Bledsoe's Station, also known as Bledsoe's Fort, was an 18th-century fortified frontier settlement located in what is now Castalian Springs, Tennessee. The fort was built by longhunter and Sumner County pioneer Isaac Bledsoe (c. 1735–1793) in the early 1780s to protect Upper Cumberland settlers and migrants from hostile Native American attacks. While the fort is no longer standing, its location has been verified by archaeological excavations. The site is now part of Bledsoe's Fort Historical Park, a public park established in 1989 by Sumner County residents and Bledsoe's descendants.
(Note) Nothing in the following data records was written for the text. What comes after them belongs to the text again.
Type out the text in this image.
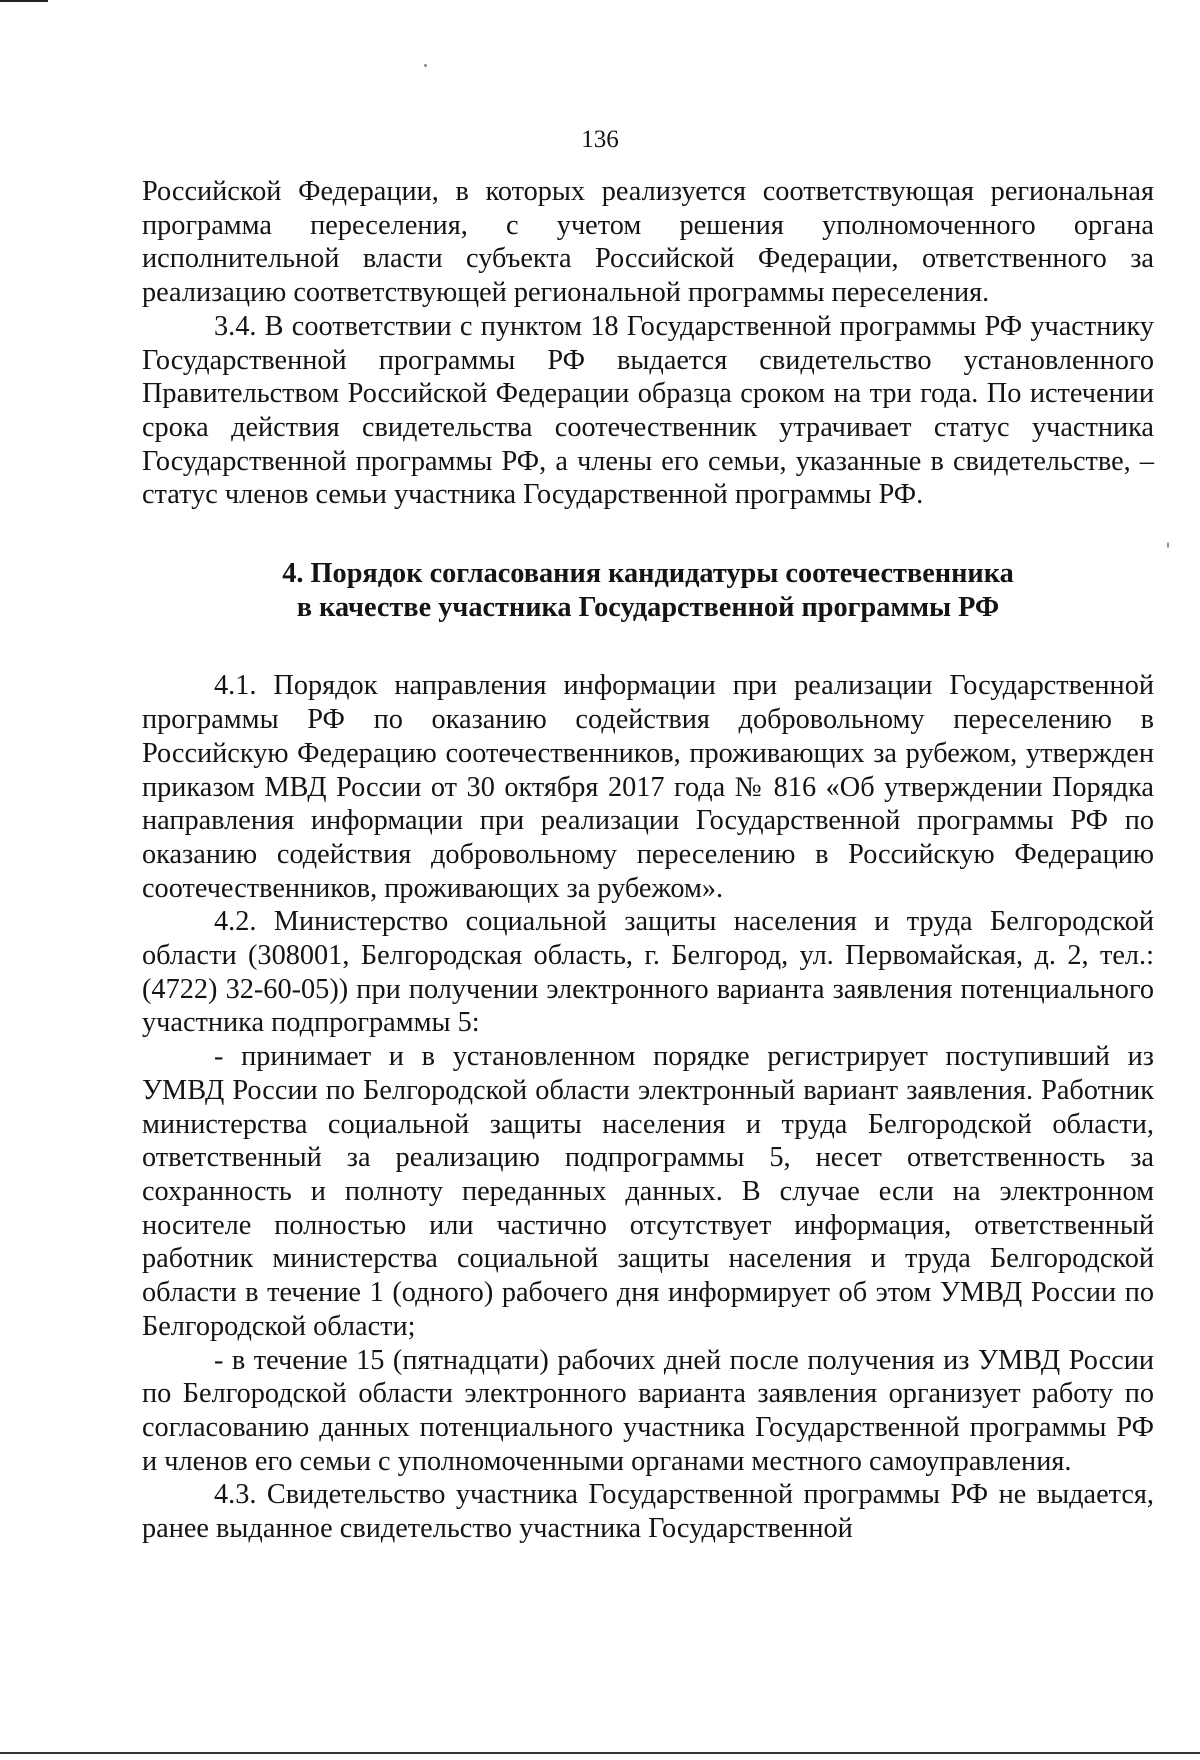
136

Российской Федерации, в которых реализуется соответствующая региональная программа переселения, с учетом решения уполномоченного органа исполнительной власти субъекта Российской Федерации, ответственного за реализацию соответствующей региональной программы переселения.

3.4. В соответствии с пунктом 18 Государственной программы РФ участнику Государственной программы РФ выдается свидетельство установленного Правительством Российской Федерации образца сроком на три года. По истечении срока действия свидетельства соотечественник утрачивает статус участника Государственной программы РФ, а члены его семьи, указанные в свидетельстве, – статус членов семьи участника Государственной программы РФ.

4. Порядок согласования кандидатуры соотечественника
в качестве участника Государственной программы РФ

4.1. Порядок направления информации при реализации Государственной программы РФ по оказанию содействия добровольному переселению в Российскую Федерацию соотечественников, проживающих за рубежом, утвержден приказом МВД России от 30 октября 2017 года № 816 «Об утверждении Порядка направления информации при реализации Государственной программы РФ по оказанию содействия добровольному переселению в Российскую Федерацию соотечественников, проживающих за рубежом».

4.2. Министерство социальной защиты населения и труда Белгородской области (308001, Белгородская область, г. Белгород, ул. Первомайская, д. 2, тел.: (4722) 32-60-05)) при получении электронного варианта заявления потенциального участника подпрограммы 5:

- принимает и в установленном порядке регистрирует поступивший из УМВД России по Белгородской области электронный вариант заявления. Работник министерства социальной защиты населения и труда Белгородской области, ответственный за реализацию подпрограммы 5, несет ответственность за сохранность и полноту переданных данных. В случае если на электронном носителе полностью или частично отсутствует информация, ответственный работник министерства социальной защиты населения и труда Белгородской области в течение 1 (одного) рабочего дня информирует об этом УМВД России по Белгородской области;

- в течение 15 (пятнадцати) рабочих дней после получения из УМВД России по Белгородской области электронного варианта заявления организует работу по согласованию данных потенциального участника Государственной программы РФ и членов его семьи с уполномоченными органами местного самоуправления.

4.3. Свидетельство участника Государственной программы РФ не выдается, ранее выданное свидетельство участника Государственной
Bledsoe's Station was one of a series of frontier outposts built in the Upper Cumberland during the first major migration of Euro-American settlers into the Middle Tennessee area following the American Revolution. The fort was a convenient stopover along Avery's Trace—the main road connecting East and Middle Tennessee at the time. The flood of settlers into the region brought inevitable conflict with the region's Native American inhabitants, and dozens of settlers were killed in the late 1780s and early 1790s. Isaac Bledsoe's brother Anthony was killed in an ambush at the fort in 1788, and Isaac was killed while tending a field outside the fort in 1793. The end of the Cherokee–American wars in 1794 ended much of the violence in the region and reduced the fort's necessity.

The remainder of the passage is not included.